A number of apocryphal writings from later periods describe this journey as a series of miracles wrought as the Lord passed through Egypt. Demons were expelled, the sick healed and idols shattered at the sight of Him. In one of these works, the sixth-century Arabic Gospel of the Infancy of Christ, an idol testifies before falling to the ground, “The unknown God is come, the One who is truly God; nor is there any one besides Him who is worthy of divine worship; for He is truly the Son of God” (Arabic Gospel 4:11).

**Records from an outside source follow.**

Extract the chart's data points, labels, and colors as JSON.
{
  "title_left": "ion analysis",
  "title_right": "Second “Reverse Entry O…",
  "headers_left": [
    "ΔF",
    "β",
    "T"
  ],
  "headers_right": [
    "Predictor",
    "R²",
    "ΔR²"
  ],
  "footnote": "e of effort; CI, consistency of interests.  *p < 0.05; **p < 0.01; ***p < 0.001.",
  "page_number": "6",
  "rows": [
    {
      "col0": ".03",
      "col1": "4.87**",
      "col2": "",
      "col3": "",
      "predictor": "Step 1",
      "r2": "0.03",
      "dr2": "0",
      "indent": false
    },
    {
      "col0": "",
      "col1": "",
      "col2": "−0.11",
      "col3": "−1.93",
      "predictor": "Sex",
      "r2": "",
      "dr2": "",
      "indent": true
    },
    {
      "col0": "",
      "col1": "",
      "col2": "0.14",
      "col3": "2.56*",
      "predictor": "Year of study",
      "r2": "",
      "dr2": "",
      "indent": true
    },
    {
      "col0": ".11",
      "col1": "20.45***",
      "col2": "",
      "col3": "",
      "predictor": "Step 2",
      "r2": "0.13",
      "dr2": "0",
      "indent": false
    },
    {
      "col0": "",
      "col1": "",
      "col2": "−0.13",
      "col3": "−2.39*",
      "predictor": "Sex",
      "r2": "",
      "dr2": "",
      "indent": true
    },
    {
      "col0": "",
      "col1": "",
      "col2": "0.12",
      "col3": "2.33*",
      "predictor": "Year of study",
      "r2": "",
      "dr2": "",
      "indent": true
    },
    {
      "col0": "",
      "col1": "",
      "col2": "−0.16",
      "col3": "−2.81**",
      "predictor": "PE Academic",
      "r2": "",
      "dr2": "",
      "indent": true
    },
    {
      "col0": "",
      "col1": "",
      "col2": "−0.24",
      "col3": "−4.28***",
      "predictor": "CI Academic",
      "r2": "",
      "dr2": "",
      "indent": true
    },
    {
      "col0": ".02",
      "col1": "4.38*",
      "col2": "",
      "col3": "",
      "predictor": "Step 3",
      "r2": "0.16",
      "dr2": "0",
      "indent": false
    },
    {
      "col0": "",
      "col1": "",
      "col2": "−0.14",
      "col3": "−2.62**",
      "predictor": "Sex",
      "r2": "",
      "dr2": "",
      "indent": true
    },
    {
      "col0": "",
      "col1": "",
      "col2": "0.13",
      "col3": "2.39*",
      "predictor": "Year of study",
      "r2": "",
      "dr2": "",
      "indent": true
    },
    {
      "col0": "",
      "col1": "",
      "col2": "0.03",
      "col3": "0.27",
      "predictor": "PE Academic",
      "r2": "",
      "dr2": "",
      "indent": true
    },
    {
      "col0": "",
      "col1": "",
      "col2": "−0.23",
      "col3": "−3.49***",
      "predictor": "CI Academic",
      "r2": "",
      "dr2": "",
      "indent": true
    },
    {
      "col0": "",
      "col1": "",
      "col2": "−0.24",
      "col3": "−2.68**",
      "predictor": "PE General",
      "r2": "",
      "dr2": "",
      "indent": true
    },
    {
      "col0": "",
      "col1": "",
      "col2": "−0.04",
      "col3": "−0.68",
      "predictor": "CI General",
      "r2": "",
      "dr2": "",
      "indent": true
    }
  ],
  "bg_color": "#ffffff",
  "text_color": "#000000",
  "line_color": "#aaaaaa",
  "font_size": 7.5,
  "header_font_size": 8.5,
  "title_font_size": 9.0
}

The New Moses, the New Israel

The passages in Matthew’s Gospel which speak of the slaughter of the Innocents and the flight into Egypt form what the Jews call a Midrash, or homiletic story: here, a kind of commentary on the identity of Christ. He is the King of the Jews, feared by the tyrant Herod but recognized by the Persian sages. He is the new Israel brought out of Egypt. He is the new Moses saved from slaughter as an infant as Moses was (cf., Ex 1:22.). Then He was sent home when the danger was past, as Moses was, “Go, return to Egypt…for all the men who sought your life are dead” (Exodus 4:19, all but reproduced in Matthew 2:20). This prepares us to see the adult Jesus in the Sermon on the Mount as the new Lawgiver, giving added depth to the Law of Moses. Thus in Matthew 5:21 we see Jesus redefine Exodus 20:13 and Deuteronomy 5:17. “You have heard that it was said to those of old, ‘You shall not murder and whoever murders will be in danger of the judgment.’  But I say to you that whoever is angry with his brother without a cause shall be in danger of the judgment. And whoever says to his brother, ‘Raca!’ shall be in danger of the council. But whoever says, ‘You fool!’ shall be in danger of hell fire.”
How much of the story of Christ in Egypt is theological meditation and how much is history? It is certainly prudent to reject the medieval elaborations to the biblical narrative. As to the Gospel core, we can, along with Pope Benedict XVI, accept it as both history and reflection until proven otherwise.